Home theater receivers have a variety of different audio inputs and outputs on them. This allows the receiver to accept audio and video feeds from various sources, including SACD, DVD-Audio, HD DVD, Blu-ray players and others. Many can even accept digital audio inputs from sources like DVD-Video players, HD DVRs, D-VHS decks, media servers, and many more. Most modern receivers use HDMI inputs for accepting and delivering HD audio and 1080p video.
Home theater receivers also feature switch inputs that the user can change depending on what input device they’re currently using. For instance, the user will switch to the “game” input when playing a game, but then switch back to “cable/sat” when watching cable or satellite. The switch tells the receiver which audio and video inputs to activate and transmit to the TV and speakers.

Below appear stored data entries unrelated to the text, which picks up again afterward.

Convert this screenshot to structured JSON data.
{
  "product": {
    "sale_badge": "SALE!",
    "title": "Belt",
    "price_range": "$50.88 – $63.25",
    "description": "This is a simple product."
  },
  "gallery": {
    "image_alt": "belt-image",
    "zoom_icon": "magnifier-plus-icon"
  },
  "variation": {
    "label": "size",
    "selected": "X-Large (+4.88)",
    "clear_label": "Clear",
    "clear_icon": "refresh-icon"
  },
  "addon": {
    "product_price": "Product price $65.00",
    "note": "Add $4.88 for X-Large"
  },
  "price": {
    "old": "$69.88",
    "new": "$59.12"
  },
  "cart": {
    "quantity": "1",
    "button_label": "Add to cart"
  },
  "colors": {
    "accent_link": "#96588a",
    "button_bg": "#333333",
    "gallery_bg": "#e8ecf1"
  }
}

The receiver also processes or embellishes surround sound effects according to the chosen surround setting that’s chosen so a realistic soundscape can be created in the listening space. They contain small, but powerful computers with strong internal processors capable of meeting a wide variety of surround sound challenges. They can even take traditional audio inputs like that from a stereo CD and expand the sound to form a “faux” or matrix surround field. But, when a true multi-directional digital source is being used, the receiver can replicate it through its five, six, or seven speakers and subwoofer.

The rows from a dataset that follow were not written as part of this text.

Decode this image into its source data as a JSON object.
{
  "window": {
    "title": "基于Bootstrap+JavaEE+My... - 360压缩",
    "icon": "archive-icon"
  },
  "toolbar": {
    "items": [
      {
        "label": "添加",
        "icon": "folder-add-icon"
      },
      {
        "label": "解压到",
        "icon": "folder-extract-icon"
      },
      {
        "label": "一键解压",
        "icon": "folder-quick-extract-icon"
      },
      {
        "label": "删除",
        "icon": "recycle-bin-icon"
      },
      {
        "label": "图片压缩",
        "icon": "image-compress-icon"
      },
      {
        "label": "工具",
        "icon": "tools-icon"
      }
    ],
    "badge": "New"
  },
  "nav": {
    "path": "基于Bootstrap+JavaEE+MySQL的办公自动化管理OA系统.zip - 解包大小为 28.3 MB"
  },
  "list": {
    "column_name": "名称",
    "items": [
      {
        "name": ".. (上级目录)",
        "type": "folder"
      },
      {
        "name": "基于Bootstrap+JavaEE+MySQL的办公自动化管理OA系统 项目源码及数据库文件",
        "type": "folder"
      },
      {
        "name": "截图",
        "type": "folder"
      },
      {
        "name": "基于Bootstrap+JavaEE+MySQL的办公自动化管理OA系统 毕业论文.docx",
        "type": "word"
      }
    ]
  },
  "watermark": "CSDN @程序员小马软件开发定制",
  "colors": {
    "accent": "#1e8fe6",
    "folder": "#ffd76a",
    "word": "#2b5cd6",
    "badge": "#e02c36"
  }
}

HDMI is a copy-protected system that allows HD audio and video to be transmitted from a source to a receiver or television using just one cable. Although the system is now the preferred digital signal delivery platform, its early days (HDMI 1.0) were plagued by issues ranging from breakable connectors to “handshake” connectivity problems.
These issues have been steadily resolved with each new HDMI release. The current standard of HDMI is 1.3a (or HDMI 1.3b with firmware updates). HDMI 1.3a allows true 1080p video and lossless HD-quality audio via DTS HD Master Audio and/or Dolby True HD. Whether you’re playing a game on a next-gen console, watching the latest Blu-ray release, or binging on your favorite Netflix show, you’ll notice a difference in both audio and video clarity simply by using a HDMI cable.